Ficou provado que, quase 500 anos antes de Colombo, outra cultura européia
havia alcançado a América. Os contatos entre índios e vikings são o tema de
"Desbravadores", que estreou nos cinemas em outubro. Embora
ficcional, o filme deixa no ar questões importantes. Por que os vikings foram
os primeiros europeus a chegar à América? Por que não permaneceram? E o que
essa aventura representa para nós?
Essa colônia
montada pelos vikings na América do Norte marcou o ponto mais extremo de uma
viagem que começou no século 2, quando tribos germânicas ocuparam as regiões
menos frias da Dinamarca, da Suécia e da Noruega. Nos 600 anos seguintes, esses
povos permaneceram relativamente isolados do resto da Europa, desenvolvendo
características que, entre os séculos 8 e 10, levaram ao movimento de expansão
conhecido como Era Viking.
Os vikings
viviam em pequenos reinos, e a sociedade se dividia em três classes principais:
abaixo de todos, escravos e servos; acima deles, os homens livres, dedicados à
agricultura e à pecuária; no topo da pirâmide, aristocratas com funções
administrativas, militares e religiosas - os escandinavos foram pagãos até o
século 11. O comércio era muito importante para esses
"fiordes-estado": navios escandinavos iam até portos da Irlanda e da
Europa Ocidental para trocar peles e marfim por ouro, cobre e estanho.
Não há um
consenso do porquê (explosão populacional, embargo comercial, superioridade
tecnológica, honra), mas o intercâmbio pacífico ficou para trás em 793, quando
os "homens do norte" desandaram a atacar mosteiros no litoral
britânico, alvos fáceis e lucrativos. Os guerreiros chegavam pelo mar e não
mostravam nenhuma piedade cristã com os monges, matando quem se metesse no
caminho, saqueando as capelas em busca de riquezas e vendendo os sobreviventes
como escravos.
Expansão Viking na Europa. Imagem: Arquivo Pessoal CHH.
Após os
primeiros sucessos, os ataques cresceram em quantidade e tamanho. "As
primeiras expedições contra mosteiros indefesos podiam ser feitas com 20
guerreiros. Já as grandes, contra cidades como Paris, podiam reunir 200
navios", diz o historiador Johnni Langer, principal estudioso do tema no
Brasil.
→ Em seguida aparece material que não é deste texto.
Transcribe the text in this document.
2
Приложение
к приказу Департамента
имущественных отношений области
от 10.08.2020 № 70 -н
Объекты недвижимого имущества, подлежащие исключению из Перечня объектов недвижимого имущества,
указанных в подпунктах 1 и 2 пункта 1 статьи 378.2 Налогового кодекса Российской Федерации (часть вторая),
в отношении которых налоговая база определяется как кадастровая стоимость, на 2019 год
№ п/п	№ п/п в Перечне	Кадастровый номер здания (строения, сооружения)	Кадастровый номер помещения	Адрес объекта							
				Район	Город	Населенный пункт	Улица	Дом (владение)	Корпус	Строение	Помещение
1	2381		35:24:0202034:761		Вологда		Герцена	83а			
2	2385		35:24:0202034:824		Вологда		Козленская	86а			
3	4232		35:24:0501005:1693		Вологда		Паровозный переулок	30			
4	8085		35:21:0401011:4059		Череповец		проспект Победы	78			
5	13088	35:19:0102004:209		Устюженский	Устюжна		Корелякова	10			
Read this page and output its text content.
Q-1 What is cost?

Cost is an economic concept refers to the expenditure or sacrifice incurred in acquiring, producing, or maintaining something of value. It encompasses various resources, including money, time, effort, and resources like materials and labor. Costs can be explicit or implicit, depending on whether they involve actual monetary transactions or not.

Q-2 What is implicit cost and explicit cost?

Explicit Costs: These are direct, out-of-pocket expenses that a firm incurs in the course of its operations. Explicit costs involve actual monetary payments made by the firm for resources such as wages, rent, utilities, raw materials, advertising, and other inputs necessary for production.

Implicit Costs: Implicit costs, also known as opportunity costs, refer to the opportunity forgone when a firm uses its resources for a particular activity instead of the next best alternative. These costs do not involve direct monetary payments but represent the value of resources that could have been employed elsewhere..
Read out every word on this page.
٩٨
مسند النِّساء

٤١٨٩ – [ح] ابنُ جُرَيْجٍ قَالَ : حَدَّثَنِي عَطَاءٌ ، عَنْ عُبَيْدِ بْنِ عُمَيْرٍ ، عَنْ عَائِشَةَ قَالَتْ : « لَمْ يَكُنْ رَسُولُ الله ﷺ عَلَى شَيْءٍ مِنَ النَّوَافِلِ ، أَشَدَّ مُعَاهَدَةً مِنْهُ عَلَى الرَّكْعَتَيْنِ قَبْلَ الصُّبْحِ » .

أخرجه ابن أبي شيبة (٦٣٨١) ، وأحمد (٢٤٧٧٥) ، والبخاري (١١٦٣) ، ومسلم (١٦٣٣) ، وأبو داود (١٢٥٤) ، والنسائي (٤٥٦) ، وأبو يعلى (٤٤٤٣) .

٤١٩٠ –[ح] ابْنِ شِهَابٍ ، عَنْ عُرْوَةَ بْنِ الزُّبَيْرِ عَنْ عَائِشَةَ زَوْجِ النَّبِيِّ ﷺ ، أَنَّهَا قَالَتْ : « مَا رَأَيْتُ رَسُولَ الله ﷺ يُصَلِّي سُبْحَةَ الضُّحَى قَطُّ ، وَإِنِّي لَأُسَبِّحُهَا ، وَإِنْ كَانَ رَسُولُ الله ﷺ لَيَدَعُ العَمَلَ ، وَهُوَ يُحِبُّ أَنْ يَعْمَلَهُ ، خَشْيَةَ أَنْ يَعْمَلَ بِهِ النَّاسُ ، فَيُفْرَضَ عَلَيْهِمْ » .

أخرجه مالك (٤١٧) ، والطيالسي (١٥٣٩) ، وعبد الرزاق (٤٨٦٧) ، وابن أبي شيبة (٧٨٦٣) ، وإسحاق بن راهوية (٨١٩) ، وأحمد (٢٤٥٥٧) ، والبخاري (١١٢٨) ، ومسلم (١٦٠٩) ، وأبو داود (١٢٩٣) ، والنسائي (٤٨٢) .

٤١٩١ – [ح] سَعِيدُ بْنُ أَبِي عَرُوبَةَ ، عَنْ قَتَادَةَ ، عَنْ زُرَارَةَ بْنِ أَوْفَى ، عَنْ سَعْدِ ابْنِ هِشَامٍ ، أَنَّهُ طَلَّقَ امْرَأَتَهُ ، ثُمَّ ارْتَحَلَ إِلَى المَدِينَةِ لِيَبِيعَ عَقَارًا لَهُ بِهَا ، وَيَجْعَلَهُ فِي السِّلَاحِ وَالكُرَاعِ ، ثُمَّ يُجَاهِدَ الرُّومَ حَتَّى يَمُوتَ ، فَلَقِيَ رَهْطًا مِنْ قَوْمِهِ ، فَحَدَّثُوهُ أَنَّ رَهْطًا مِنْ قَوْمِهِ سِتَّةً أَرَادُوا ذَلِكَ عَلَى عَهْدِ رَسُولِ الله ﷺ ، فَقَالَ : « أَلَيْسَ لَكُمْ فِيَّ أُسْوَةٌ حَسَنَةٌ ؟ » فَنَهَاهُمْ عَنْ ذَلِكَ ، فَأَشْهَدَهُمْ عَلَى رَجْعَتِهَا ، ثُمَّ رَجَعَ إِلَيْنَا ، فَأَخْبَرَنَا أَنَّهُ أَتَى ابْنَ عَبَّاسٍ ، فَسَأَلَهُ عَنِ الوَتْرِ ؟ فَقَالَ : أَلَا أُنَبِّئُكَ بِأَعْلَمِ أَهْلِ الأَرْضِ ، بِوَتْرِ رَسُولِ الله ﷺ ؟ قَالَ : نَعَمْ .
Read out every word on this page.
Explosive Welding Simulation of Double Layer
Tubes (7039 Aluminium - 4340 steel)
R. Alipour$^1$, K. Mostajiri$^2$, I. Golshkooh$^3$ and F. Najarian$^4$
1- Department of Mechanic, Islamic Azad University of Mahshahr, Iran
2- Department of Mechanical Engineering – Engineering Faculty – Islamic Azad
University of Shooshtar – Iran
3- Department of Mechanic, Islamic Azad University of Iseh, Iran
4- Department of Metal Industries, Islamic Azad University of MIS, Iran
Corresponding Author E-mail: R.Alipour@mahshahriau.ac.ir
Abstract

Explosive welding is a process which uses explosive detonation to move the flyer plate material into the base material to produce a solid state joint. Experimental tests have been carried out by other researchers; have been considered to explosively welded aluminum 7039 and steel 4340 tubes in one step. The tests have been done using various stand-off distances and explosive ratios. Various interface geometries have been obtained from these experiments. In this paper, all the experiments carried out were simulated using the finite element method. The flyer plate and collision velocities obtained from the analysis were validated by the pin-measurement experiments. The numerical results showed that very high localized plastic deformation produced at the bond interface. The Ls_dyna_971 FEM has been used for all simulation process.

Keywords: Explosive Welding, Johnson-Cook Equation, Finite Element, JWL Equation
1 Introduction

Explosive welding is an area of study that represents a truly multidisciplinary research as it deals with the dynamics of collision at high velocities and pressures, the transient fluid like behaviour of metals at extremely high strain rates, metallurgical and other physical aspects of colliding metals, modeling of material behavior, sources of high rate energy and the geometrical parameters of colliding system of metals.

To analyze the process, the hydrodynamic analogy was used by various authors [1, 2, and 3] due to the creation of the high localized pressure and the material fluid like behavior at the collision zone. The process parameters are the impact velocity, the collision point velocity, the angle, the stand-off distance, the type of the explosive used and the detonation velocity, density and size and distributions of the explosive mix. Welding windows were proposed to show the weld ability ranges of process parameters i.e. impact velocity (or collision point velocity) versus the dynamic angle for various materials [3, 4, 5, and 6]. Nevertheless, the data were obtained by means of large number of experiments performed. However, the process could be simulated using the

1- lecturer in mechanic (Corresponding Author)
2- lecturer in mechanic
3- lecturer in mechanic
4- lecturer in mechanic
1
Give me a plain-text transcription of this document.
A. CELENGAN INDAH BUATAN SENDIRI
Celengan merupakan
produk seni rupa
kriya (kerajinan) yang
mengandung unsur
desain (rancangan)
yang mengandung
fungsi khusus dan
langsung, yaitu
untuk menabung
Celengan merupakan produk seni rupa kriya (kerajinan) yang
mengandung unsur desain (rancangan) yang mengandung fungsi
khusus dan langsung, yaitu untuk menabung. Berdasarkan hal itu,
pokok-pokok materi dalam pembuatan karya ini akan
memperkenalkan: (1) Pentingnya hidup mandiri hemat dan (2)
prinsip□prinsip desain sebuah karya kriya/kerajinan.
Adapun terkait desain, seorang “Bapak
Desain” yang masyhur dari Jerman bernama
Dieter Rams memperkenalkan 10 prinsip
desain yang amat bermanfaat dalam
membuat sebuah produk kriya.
Essas expedições de saque eram chamadas "viks", que deu
origem ao termo "viking".
"O
excesso de saques numa mesma região forçava a busca de alvos cada vez mais
distantes", diz Langer. Cada povo seguiu sua rota (ver "Mapa dos
tesouros", à direita). Os da Dinamarca e da Noruega se voltaram para o
Ocidente, conquistando parte da Inglaterra e da Irlanda e saqueando
sucessivamente França, Península Ibérica, norte da África, Itália e Grécia.
Enquanto isso, os suecos foram para oeste: detonaram os países bálticos,
desceram a bacia do rio Dnieper pelo Leste Europeu até o Mar Negro e atingiram
as rotas comerciais árabes. Os guerreiros vikings causaram forte impressão
entre as tribos eslavas do Leste Europeu. O suficiente para que elas, que os
chamavam de "rus", fizessem deles seus chefes. Dessa mistura
eslavo-normanda nasceria a Rússia.
A América dos Vikings
Por um desses
acasos da história, as duas correntes de pilhagem migratória, a do Oeste e a do
Leste, acabaram se reencontrando no século 9, nas vizinhanças do Império
Bizantino. Para desespero de Bizâncio, que passou a ser vítima de saques
constantes e quase foi conquistada.
O segundo
momento da expansão viking é marcado pelo estabelecimento de colônias. A partir
de 860, noruegueses começaram a se estabelecer na Islândia, então uma ilha
deserta. Nessa época, o líder Harald Cabelos Finos estava em franca campanha
militar para tornar-se o único monarca norueguês. Descontente com essa
unificação forçada, boa parte da população decidiu lançar-se ao mar. Em 930, a
Islândia já contava com 30 mil habitantes. Isso levou, naturalmente, a um
esgotamento das terras disponíveis para agricultura.